926

İyi olabilmeyi beklediğiniz günler, iyi olduğunuz/hissettiğiniz günleri sayıca geçiyor. Son dönem hissettiğiniz yalnızlığı size bahşeden tek bir kişiye karşı duyduğunuz öfke ve özlemin tüm acısını bir kaç kişiden çıkarıyorsunuz. Gün geçtikçe kafanızda hatları iyice keskinleşen, yaşamayı istediğiniz çok basit ve naif hayatı başkaları yaşamakta olduğu için yerin boşalmasını bekliyorsunuz. Devamlı bir sıra bekleyiş, muazzam bir yer edinme çabası. O yerin boşalması için boka sarması gereken hayatlar.

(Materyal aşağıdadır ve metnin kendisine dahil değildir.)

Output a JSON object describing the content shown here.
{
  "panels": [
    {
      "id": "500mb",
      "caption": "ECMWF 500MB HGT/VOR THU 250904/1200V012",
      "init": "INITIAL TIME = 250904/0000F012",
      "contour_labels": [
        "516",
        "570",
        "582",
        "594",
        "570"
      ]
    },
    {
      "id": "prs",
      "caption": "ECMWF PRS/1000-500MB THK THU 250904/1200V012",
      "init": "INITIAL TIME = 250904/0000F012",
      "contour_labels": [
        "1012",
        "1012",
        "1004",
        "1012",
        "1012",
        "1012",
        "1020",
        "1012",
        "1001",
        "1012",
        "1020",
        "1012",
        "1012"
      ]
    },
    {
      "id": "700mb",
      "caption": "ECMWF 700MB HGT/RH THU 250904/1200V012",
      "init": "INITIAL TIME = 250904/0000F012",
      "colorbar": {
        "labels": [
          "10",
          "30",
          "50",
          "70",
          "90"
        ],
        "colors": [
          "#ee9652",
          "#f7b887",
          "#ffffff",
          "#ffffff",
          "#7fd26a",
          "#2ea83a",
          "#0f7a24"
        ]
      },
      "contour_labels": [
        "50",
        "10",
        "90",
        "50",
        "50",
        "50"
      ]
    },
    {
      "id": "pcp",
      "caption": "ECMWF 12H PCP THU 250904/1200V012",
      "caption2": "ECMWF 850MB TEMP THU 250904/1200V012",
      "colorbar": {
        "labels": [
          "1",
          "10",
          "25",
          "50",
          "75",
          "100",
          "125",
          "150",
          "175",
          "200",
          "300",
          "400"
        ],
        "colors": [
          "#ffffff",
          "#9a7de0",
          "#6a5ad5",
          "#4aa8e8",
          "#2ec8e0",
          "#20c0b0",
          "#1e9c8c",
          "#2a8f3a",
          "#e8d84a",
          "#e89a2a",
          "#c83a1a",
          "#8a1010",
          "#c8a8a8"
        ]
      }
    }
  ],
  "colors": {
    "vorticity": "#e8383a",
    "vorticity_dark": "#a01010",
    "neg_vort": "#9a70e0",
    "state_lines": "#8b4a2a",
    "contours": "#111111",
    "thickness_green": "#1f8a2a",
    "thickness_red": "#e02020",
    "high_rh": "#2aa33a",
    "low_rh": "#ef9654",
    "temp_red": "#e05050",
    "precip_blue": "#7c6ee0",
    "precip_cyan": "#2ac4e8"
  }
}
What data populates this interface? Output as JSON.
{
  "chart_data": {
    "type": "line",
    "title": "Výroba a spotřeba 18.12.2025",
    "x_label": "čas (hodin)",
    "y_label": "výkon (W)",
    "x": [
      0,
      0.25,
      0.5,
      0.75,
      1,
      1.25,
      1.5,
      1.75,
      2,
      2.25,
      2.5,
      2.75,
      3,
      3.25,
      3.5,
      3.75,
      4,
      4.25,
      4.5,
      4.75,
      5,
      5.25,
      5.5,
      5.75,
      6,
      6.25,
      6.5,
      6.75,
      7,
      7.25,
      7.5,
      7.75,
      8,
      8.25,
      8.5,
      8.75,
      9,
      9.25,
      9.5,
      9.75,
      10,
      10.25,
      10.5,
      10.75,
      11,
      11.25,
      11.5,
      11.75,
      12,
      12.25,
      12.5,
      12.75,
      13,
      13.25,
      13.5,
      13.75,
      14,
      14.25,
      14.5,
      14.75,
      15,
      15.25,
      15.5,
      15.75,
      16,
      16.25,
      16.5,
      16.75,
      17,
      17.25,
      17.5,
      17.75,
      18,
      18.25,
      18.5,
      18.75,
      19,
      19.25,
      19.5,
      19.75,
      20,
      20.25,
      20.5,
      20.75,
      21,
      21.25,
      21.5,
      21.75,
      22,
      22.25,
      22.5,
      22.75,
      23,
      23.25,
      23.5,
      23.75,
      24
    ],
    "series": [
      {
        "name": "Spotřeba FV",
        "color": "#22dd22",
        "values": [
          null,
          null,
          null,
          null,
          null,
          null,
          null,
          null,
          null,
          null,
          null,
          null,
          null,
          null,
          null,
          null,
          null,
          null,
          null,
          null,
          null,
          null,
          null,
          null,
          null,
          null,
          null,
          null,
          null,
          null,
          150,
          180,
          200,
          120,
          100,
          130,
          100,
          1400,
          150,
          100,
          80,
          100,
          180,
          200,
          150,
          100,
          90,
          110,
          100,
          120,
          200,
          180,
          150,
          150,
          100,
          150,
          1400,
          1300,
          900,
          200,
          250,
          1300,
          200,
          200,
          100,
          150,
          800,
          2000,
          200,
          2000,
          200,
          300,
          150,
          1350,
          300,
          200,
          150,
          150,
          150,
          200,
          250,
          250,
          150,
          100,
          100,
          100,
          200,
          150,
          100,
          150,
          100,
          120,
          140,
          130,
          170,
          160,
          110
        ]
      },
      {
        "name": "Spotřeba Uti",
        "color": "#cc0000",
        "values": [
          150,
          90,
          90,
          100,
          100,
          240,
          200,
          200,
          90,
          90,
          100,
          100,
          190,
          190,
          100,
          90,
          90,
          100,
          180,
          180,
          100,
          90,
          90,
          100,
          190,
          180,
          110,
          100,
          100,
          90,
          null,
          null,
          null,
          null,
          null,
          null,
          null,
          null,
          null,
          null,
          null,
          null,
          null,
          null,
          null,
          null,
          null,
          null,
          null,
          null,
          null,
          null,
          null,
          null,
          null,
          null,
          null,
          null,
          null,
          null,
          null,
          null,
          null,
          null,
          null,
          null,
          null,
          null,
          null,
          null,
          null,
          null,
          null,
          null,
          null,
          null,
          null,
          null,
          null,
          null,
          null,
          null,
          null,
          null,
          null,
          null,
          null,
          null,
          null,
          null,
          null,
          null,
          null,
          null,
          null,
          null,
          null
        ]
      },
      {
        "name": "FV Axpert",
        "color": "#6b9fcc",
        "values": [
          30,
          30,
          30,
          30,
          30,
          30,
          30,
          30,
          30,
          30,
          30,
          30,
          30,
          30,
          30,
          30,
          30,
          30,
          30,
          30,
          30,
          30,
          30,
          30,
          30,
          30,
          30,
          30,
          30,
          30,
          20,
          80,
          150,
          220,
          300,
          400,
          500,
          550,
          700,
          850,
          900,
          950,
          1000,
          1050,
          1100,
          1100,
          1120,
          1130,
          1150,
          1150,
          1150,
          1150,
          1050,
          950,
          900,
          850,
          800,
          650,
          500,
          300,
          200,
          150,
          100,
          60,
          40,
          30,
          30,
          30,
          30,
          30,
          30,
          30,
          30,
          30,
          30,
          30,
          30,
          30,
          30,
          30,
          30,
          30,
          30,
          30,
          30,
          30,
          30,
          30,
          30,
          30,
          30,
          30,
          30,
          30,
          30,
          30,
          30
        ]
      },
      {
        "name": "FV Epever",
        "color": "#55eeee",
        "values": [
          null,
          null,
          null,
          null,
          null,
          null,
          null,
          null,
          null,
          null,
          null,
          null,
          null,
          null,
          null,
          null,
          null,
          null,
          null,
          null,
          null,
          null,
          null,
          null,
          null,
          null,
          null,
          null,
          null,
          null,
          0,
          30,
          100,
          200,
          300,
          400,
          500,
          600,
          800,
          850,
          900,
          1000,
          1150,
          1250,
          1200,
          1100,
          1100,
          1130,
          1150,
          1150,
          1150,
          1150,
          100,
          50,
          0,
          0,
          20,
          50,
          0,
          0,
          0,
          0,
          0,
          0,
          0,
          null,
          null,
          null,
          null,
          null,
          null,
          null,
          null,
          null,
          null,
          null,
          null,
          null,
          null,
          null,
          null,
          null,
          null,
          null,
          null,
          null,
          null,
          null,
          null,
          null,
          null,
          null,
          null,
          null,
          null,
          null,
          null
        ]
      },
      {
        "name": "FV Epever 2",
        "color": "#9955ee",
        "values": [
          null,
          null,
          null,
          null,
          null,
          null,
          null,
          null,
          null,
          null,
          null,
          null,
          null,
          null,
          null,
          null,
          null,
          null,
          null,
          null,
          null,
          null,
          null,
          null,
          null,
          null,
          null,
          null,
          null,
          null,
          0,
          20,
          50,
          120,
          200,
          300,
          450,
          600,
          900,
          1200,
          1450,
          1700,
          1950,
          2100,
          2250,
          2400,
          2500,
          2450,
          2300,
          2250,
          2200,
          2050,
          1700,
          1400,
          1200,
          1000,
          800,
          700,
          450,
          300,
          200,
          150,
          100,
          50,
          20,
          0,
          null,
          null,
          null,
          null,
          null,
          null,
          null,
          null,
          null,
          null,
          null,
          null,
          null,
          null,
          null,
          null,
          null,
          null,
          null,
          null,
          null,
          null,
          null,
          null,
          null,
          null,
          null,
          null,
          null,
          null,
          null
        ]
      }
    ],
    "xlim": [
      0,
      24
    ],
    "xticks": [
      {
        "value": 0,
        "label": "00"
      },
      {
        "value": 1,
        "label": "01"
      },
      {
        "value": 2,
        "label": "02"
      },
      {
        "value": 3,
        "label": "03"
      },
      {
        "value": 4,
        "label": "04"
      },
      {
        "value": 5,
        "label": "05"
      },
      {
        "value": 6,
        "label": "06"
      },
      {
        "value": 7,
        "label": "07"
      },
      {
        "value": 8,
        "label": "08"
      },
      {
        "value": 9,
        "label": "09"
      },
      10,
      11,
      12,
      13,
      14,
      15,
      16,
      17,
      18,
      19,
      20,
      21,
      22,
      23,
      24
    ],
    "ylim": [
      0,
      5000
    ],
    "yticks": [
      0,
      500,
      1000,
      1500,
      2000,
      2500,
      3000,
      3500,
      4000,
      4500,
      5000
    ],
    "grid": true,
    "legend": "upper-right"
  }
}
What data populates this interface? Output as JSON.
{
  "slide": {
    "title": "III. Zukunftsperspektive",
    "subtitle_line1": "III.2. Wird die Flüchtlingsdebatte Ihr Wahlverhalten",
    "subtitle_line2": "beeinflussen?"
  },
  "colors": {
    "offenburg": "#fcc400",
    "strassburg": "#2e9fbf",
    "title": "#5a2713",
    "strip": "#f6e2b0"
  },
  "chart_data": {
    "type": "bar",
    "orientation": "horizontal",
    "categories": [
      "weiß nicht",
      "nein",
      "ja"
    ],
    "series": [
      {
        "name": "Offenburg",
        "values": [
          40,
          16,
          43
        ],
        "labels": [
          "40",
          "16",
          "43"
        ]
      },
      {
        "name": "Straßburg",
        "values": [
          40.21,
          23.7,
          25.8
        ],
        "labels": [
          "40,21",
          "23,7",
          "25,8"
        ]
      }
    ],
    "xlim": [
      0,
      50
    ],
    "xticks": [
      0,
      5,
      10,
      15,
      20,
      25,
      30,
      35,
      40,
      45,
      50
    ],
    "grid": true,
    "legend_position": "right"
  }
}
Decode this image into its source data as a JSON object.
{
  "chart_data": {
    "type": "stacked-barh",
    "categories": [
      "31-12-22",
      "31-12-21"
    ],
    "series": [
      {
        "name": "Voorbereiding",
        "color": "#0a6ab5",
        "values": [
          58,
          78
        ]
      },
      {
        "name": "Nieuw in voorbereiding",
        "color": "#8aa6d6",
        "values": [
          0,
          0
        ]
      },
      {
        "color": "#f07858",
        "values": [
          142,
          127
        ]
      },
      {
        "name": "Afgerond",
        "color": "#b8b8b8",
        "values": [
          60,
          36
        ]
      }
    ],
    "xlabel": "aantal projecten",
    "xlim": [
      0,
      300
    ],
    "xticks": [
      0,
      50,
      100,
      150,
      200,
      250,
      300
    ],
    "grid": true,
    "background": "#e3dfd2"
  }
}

Acı ve üzüntü üzerine kurulacak, üstünü eşeledikçe mutsuzluk çıkan höyükler gibi sonu ölüme gidecek az bir yıllık nefes alma umudu.

Tüm bunlara şahit olan, siz olmasın istedikçe oldurduğunuz, kan bağlarıyla birbirine bağlanmış insanlar. Artık bitti diyemeyeceğiniz kredinizi çoktan harcadığınız zamanlar. Kupkuru ve demir gibi ağır varolmak zorunluluğu. Üç metrekare içinde çok kalabalık ve sizi içten içe kemiren, devamlı ölümün yansıtıldığı bir projeksiyonu olan mekan.

Daha fazla dayanabilirsin. Öldüğün yere kadar.